O evangelho deste domingo, ao narrar o caminho da samaritana desde a sede de água até ao reconhecimento de Jesus como Messias, mostra-nos o caminho da fé. Mostra-nos um caminho que parte da curiosidade por Jesus ao diálogo com Jesus e à novidade que, pouco a pouco, começamos a ver em Jesus. O evangelho mostra-nos um caminho que termina num encontro pessoal, quando, naquele homem que nos esperava sentado à beira do poço, descobrimos o Messias esperado, o Salvador do mundo.
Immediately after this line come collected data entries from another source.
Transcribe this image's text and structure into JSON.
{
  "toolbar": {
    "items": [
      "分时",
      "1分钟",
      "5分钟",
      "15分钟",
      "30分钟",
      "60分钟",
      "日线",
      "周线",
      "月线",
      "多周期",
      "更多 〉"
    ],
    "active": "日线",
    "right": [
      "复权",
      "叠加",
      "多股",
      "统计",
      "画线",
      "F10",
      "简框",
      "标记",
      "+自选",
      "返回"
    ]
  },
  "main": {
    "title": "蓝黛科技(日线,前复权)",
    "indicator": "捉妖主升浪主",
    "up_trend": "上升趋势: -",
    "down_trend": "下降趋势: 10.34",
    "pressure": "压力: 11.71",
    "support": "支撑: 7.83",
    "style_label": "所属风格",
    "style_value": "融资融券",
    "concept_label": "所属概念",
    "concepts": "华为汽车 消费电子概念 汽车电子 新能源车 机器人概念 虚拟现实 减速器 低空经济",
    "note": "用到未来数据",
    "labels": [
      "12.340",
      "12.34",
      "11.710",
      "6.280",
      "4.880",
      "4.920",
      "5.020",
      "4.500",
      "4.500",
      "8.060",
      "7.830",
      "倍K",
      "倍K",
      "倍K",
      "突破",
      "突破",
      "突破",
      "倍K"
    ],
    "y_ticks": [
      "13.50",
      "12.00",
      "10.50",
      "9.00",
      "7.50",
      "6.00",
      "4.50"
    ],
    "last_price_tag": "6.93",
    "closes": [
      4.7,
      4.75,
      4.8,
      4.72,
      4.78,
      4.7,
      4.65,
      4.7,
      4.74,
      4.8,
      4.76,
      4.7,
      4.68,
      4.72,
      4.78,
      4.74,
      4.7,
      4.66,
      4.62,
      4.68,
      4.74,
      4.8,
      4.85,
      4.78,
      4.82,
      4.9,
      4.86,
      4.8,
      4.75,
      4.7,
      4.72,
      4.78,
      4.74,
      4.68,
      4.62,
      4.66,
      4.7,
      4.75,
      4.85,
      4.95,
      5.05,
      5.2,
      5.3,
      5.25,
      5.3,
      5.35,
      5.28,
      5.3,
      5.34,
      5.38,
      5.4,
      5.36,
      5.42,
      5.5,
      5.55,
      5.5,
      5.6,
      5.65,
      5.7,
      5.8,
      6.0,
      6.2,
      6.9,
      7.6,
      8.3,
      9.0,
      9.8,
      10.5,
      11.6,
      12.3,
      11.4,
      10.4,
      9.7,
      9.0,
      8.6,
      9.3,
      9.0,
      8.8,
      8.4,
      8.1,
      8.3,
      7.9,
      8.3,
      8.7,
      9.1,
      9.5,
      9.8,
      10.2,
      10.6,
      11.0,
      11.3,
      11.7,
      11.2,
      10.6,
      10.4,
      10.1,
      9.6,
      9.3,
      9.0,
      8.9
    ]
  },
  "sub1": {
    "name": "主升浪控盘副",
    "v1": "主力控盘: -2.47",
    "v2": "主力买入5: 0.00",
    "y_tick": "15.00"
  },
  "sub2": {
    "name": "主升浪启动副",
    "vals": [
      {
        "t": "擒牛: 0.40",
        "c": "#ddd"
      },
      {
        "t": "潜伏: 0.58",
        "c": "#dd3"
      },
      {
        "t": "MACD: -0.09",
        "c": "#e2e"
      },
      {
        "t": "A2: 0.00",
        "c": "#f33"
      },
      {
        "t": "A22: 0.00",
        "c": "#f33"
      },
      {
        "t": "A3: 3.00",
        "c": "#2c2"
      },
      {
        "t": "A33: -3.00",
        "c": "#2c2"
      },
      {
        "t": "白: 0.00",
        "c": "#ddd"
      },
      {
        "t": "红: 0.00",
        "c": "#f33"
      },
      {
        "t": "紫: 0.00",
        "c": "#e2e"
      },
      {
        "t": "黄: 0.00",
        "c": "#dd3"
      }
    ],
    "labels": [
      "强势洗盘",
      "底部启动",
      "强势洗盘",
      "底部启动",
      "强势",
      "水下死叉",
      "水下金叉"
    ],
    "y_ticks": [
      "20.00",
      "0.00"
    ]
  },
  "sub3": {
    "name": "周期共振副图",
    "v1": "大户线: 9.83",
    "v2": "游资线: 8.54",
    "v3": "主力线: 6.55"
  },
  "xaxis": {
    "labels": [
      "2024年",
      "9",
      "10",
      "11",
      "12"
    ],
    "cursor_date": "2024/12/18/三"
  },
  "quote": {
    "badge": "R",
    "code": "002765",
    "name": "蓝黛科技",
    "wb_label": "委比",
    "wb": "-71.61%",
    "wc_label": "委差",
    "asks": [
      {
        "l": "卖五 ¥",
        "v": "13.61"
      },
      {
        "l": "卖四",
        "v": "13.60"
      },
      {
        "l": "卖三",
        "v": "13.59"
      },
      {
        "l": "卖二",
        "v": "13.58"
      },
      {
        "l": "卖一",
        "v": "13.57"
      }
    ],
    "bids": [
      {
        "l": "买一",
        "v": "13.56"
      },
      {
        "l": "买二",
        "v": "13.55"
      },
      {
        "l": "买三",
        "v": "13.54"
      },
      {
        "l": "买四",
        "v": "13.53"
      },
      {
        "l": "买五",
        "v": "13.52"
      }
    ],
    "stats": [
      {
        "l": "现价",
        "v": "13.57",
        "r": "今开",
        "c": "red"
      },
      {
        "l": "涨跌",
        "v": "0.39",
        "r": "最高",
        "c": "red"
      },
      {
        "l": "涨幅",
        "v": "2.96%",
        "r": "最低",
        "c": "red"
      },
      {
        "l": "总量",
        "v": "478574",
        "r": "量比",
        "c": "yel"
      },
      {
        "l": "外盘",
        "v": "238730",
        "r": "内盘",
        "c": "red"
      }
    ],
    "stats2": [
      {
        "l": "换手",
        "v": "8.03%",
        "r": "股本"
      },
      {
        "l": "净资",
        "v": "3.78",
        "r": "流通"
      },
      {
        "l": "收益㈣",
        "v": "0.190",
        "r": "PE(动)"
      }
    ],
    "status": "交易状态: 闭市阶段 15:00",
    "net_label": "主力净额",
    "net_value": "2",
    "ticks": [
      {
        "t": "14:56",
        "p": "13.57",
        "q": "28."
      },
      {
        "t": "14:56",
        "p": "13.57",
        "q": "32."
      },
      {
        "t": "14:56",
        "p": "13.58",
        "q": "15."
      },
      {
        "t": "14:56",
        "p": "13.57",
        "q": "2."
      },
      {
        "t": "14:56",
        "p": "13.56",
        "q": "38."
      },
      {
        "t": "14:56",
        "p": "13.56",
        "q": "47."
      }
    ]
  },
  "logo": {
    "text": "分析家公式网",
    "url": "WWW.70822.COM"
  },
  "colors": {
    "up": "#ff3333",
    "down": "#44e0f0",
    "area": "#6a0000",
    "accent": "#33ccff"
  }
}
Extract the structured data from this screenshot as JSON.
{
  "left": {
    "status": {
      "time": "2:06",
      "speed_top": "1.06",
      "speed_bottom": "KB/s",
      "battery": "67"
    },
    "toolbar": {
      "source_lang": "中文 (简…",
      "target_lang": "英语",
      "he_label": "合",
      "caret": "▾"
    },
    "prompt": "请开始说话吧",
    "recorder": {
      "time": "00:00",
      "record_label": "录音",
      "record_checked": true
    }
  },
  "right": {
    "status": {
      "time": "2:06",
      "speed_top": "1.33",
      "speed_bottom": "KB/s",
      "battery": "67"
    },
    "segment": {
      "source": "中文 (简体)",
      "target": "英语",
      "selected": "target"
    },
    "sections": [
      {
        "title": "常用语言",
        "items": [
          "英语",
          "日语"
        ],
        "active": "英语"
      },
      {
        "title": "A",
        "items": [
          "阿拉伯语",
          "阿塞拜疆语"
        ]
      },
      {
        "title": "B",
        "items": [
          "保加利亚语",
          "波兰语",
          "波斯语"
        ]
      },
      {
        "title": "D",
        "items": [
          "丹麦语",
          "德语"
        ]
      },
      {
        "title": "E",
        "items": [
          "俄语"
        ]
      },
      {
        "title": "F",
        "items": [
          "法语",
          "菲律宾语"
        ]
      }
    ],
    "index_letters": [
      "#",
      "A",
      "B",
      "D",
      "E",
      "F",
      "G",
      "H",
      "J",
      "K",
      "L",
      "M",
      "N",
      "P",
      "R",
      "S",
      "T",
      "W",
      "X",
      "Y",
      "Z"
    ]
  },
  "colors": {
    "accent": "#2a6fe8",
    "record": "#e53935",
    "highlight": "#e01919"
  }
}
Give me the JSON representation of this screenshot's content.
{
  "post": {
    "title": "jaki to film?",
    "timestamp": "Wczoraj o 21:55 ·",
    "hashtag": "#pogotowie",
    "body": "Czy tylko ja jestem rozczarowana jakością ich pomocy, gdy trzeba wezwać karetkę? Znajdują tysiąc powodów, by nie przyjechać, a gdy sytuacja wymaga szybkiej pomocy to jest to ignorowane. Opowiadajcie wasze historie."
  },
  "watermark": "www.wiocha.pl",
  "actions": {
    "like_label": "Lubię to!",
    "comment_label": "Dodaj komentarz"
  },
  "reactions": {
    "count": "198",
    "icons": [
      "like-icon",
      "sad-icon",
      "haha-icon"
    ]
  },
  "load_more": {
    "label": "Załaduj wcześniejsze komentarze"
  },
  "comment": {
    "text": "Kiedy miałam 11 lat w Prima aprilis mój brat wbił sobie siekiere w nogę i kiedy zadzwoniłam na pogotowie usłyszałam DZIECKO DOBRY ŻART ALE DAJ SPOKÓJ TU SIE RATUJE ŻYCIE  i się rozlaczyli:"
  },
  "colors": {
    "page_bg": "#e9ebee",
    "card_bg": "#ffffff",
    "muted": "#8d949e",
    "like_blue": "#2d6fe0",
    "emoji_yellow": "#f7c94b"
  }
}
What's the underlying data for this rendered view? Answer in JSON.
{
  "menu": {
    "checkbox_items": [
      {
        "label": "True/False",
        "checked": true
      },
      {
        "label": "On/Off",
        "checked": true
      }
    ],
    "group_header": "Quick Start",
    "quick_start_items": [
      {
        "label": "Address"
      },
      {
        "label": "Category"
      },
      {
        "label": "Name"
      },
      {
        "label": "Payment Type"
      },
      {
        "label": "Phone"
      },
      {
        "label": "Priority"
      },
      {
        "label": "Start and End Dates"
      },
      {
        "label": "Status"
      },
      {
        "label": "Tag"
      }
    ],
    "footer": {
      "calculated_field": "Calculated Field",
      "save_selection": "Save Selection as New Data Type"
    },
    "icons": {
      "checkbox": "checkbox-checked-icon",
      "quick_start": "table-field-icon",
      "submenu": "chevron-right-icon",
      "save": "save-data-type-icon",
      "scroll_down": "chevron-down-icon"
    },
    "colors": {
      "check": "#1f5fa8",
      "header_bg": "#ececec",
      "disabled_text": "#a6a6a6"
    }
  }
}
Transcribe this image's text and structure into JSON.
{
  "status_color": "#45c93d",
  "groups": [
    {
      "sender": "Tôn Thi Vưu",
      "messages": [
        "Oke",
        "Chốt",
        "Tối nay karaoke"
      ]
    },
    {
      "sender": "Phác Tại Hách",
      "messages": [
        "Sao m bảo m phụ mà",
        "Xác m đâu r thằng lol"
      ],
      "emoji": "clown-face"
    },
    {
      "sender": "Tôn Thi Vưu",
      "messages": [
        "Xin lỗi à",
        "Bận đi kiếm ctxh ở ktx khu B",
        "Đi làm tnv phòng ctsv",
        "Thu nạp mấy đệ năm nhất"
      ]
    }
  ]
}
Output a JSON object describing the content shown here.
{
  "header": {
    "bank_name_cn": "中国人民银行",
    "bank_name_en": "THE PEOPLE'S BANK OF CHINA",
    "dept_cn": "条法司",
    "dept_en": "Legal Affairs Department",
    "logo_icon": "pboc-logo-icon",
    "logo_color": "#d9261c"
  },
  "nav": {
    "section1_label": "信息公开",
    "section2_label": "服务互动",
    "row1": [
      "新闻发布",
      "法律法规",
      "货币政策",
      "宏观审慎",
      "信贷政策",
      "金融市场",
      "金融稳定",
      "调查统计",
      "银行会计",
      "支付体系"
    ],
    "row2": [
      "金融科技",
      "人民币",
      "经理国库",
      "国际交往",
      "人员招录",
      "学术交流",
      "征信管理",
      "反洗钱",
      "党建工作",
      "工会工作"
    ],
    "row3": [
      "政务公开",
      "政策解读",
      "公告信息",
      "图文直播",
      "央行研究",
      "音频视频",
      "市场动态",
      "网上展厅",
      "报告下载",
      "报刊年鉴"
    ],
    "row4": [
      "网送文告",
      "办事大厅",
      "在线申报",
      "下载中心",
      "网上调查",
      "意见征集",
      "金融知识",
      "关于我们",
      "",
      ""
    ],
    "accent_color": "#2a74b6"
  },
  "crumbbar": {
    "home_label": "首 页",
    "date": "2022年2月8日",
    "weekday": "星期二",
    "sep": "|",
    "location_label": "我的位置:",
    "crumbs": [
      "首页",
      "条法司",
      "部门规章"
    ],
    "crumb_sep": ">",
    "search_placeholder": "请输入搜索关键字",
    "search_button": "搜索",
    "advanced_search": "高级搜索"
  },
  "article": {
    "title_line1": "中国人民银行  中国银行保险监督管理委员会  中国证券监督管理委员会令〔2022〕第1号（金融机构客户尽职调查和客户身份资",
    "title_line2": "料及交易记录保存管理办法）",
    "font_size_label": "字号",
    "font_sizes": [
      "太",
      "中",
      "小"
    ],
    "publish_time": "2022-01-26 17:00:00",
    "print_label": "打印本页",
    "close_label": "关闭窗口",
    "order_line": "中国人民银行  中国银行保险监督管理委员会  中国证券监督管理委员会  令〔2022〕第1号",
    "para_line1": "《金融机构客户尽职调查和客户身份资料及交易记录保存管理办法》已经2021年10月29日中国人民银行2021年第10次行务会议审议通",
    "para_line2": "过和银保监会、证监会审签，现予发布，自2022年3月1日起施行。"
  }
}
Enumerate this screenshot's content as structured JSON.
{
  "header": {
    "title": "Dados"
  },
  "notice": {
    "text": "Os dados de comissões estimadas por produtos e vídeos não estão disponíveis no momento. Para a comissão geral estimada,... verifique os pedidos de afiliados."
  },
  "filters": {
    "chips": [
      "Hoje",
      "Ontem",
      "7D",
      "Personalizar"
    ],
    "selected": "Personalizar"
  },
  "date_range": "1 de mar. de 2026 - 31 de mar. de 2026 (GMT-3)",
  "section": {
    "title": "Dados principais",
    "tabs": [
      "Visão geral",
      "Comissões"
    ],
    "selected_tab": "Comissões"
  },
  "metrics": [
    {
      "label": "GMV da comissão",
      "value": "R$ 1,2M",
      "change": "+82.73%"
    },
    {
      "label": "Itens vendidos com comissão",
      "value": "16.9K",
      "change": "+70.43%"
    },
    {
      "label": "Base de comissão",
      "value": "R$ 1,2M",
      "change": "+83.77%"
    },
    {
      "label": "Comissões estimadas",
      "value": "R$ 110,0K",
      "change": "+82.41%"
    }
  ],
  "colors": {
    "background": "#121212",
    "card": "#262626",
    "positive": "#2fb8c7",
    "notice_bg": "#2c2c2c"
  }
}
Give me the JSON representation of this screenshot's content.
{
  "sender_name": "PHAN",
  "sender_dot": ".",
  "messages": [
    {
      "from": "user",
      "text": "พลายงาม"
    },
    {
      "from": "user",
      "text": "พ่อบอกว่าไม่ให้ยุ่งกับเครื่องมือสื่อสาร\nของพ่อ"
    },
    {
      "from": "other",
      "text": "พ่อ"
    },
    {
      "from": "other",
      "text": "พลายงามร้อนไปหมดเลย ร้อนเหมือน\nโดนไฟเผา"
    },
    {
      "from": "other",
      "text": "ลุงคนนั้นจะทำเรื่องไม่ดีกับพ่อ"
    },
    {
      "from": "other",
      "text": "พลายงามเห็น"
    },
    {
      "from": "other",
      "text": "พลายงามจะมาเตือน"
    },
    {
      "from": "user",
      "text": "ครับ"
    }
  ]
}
O evangelho mostra também qual é a meta do caminho da fé: não é uma lei que agora se promulga; não é uma doutrina religiosa que agora se revela; a meta do caminho da fé é Jesus de Nazaré, a quem devemos escutar e com quem devemos falar; a meta do caminho da fé é a fonte que Deus nos deu para saciar a nossa sede, onde podemos beber a sabedoria de Deus, a vida de Deus, o Espírito de Deus; é “uma nascente de água que jorra para a vida eterna”.

A samaritana reconheceu o Messias, em Jesus de Nazaré, sentado no poço de Jacob. Nós encontrámos o Messias no dia do nosso batismo, “sentado” na fonte batismal, à nossa espera, com sede de nós. Desde esse dia, dentro de cada um de nós está a fonte da água viva que jorra para a vida eterna.